"Bir mahpus asıl hapisten çıktıktan sonra cezalandırılmaya başlar"
Mahsus Mahal Derneği'nin "Eski Mahpusların Topluma Yeniden Katılımı" isimli projesi, uzun yıllarını cezaevinde geçirdikten sonra "dışarıya" uyum sağlamaya çalışanların neyle karşı karşıya olduğunu ortaya koyuyor. Mahkumların ya da kitapta geçtiği şekliyle "mahpusların" hikayesi, cezaevinden başlıyor.
"Hapishaneye dair en küçük bir şey yapmaya kalkışmanız durumunda resmin bütünüyle uğraşmak gerektiğini anlıyorsunuz. Eski mahpus gerçeği de bir hapishane olgusu ve sonucudur. Bu nedenle olsa gerek eski mahpuslar üzerine bir şeyler yapmaya çalışırken bütün izler bizi hapishaneye, oradaki mahpus gerçeğine götürdü. Biz de oradan başladık."
Hollanda Başkolonsoloğu ile İsveç Başkonsolosluğu'nun destek verdiği proje, 1,5 yılda tamamlandı. Derneğin Yönetim Kurulu Başkanı Aytekin Yılmaz, proje sonucunda hazırlanan raporu aynı adla kitaplaştırdı.
Kitapta, kendisinden, "eski mahpus olmanın bütün sıkıntılarını yaşayan biri" diye bahseden Yılmaz'ın cezaevi dönemi, yaşadığı sorunlar ve "uyum sürecini" anlattığı, yazar Gün Zileli'yle yaptığı röportaj da yer alıyor.

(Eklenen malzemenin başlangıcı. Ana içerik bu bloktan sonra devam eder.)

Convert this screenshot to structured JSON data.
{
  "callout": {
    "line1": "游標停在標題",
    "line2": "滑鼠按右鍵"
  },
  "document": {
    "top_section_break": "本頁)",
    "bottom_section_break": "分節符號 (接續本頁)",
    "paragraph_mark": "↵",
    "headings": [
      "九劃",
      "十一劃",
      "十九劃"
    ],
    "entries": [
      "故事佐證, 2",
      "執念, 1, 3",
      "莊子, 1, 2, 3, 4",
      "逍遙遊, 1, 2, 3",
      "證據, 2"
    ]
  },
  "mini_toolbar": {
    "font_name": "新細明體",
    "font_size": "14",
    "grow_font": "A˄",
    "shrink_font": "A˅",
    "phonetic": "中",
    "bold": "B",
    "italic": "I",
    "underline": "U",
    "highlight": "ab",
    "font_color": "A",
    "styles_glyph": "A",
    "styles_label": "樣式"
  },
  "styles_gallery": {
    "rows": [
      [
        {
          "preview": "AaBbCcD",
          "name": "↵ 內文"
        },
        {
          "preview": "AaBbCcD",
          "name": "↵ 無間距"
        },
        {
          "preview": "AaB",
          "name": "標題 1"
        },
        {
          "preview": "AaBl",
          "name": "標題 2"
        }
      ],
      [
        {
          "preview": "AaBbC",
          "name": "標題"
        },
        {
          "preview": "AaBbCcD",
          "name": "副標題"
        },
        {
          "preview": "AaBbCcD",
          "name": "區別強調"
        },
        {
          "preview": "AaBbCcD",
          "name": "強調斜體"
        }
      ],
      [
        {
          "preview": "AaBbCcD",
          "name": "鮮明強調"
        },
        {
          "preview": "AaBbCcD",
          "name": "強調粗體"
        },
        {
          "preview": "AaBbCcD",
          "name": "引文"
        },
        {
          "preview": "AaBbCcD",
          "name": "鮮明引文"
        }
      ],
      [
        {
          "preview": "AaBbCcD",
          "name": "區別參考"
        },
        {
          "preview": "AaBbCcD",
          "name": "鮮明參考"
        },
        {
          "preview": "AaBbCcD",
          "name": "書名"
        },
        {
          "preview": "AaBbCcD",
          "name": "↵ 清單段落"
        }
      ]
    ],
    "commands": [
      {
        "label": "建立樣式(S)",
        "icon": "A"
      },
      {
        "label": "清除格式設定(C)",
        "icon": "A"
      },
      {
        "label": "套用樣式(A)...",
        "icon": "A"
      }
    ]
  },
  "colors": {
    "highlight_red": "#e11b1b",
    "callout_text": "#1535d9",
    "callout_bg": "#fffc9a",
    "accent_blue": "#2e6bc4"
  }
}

"On sene sonra hayata yeniden kaldığın yerden başladığını sanıyorsun. Bunun çok büyük bir yanılgı olduğunu çok sonraları öğreniyorsun. Günlük hayatın içine girdikçe acılı bir halde öğreniyorsun.
Hiç unutmam, 2001 yılı idi. Bir defasında Taksim'den otobüse binmiştim. Topkapı'ya doğru gidiyordum, bir ara kalabalık oldu otobüsün içi, bir kız çocuğu kalktı, 'Buyur amca otur' dedi. Çarpılmışa döndüm. İlk durakta kendimi dışarıya attım.
Çünkü o kız çocuğu bana şunu hatırlattı, o gün anladım ki on yıl geçmiş ve ben yaşlanmışım. Ağabeylikten amcalığa terfi etmişim, bunu bir kız çocuğu söyledi bana. Acı oldu biraz ama rahatladım. Bu olay beni kendime getirdi. Başka eski mahpuslarla konuştum, onlar da benzer şeyler anlattılar. İnsan on yıl önceki yaşamı dışarıda devam ettirmek istiyor. Hatta bazen soranlara 'Hapiste geçen on yılı saymazsak biz seninle aynı yaştayız' dediğim oluyor."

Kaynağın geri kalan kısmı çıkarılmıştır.